Contributed by Jane Nguyen, Instructional Designer I (COE)
Course syllabi have long been points of controversy and contention in higher education. Since time immemorial, students have griped about having to engage with the multi-page verbosity of them while professors have dreaded the time-consuming writing or updating of them. Too often, students do not read the most important information. They subsequently ask questions in class or over email that are answered explicitly in the syllabus, causing frustration for the professor.
There is also the concern that syllabi are getting increasingly long amid colleges & universities' fear of students filing lawsuits and formal complaints. If a policy or guideline was not made clear enough in the course syllabus or important information was left out that affects a student's grade, the professor and the school are vulnerable. To prevent problems, academic departments often provide professors with syllabus templates filled with paragraphs of disclaimers, lengthy bullet-point lists of course objectives, & detailed accounts of how future conflicts might be handled. The bottom line is that students often find course syllabi to be an excessively long bore.

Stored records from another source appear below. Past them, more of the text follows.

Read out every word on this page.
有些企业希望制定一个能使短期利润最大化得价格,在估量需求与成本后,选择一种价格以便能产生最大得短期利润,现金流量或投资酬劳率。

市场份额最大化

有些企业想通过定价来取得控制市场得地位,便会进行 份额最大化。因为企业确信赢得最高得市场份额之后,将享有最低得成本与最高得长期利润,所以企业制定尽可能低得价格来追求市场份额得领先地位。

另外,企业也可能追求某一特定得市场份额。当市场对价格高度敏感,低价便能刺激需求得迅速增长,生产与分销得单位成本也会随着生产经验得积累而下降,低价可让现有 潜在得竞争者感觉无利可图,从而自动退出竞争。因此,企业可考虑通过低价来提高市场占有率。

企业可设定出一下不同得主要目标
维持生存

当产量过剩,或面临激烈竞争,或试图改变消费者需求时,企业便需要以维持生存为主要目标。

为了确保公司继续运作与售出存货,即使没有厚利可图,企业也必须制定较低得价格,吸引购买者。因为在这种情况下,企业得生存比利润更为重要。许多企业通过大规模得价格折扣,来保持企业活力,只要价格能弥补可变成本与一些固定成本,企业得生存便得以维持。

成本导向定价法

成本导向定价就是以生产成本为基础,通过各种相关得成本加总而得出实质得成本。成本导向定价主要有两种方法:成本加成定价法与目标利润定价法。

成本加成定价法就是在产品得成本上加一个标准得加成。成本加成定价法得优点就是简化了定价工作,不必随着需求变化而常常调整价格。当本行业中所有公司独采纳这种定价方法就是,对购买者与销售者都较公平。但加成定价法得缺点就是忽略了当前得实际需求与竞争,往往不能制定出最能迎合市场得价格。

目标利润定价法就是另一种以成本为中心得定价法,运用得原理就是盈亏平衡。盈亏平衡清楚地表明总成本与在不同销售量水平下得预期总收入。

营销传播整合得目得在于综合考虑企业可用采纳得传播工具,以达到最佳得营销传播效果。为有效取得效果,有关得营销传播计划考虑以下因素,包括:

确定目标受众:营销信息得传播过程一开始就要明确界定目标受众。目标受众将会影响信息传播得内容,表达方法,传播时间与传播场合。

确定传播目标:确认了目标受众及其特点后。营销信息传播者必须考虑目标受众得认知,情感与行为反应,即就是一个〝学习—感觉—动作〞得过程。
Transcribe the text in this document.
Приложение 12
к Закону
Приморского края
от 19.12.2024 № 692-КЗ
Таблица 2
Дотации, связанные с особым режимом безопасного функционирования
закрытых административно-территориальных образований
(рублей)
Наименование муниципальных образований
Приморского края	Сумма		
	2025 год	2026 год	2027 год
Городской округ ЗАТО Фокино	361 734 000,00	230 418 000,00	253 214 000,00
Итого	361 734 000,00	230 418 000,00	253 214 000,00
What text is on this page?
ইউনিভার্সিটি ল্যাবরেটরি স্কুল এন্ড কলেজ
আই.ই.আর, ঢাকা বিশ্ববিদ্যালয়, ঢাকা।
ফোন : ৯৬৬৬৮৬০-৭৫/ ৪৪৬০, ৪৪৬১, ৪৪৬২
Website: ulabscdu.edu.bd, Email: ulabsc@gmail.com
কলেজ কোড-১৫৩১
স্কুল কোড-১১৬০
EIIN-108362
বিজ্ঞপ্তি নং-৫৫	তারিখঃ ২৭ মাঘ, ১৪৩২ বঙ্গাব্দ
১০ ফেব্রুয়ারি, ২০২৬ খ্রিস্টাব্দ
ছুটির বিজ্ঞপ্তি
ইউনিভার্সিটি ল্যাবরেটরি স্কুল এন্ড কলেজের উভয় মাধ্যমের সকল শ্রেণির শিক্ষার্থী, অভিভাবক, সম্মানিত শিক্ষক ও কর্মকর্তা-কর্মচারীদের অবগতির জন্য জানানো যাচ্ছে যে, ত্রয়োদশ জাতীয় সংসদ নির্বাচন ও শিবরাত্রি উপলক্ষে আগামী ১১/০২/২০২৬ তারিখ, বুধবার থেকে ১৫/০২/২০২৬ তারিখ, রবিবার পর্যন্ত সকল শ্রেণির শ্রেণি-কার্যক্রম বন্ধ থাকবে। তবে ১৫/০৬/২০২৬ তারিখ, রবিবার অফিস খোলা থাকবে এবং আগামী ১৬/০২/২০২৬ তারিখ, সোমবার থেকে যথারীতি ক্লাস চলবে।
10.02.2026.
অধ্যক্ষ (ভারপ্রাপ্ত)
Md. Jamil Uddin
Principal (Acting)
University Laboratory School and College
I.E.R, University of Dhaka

With all that in mind, I would like to suggest that faculty consider giving their syllabi an overhaul, converting them from one-dimensional, lengthy Word and PDF documents to engaging web pages that draw students into a more interactive experience.
A key aspect of an interactive syllabus is that it frequently asks students to DO something. This is different from a traditional syllabus which simply asks students to read the text and know the information. An example of interactivity in an interactive syllabus is that it may ask students to drag & drop on a screen, such as course objectives (4 or 5) into a stratified triangle graphic, ranking them in order of importance (to the individual student). The cognitive act of reflecting on the significance of various skills & outcomes makes for a more meaningful syllabus and learning experience.
You could also have students enter their initials in text entry fields to acknowledge reading & understanding the most important guidelines and policies. This can be helpful when trying to enforce policies with students who claimed to not know or be aware of them. Additionally, an interactive web-based syllabus could include text-entry fields for prompts that ask students their thoughts on certain policies and guidelines. In this way, the syllabus functions as information for students but also data-collection for you.
An interactive syllabus may also have a Table of Contents in which key parts of the syllabus are listed and students can click on the topic they need to read about (for instance, Late Work Policy or Extra Credit). Clickable links that lead students to another page where the related info is located in smaller chunks can make the total amount of text in a syllabus seem smaller and more readable. (In Word & PDF documents, the sheer length and "walls of texts" format may be part of what makes not reading the syllabus so common.)
If you're interested in eventually converting your Word or PDF document syllabus into an interactive one but don't know where to start, get in touch with an instructional designer. We'd be happy to do some leg work to help you get started. Also, keep in mind that the initial creation can take place slowly over time. Once it is in place and you understand how to deploy features and tasks, it should be simple maintenance and wording updates thereafter.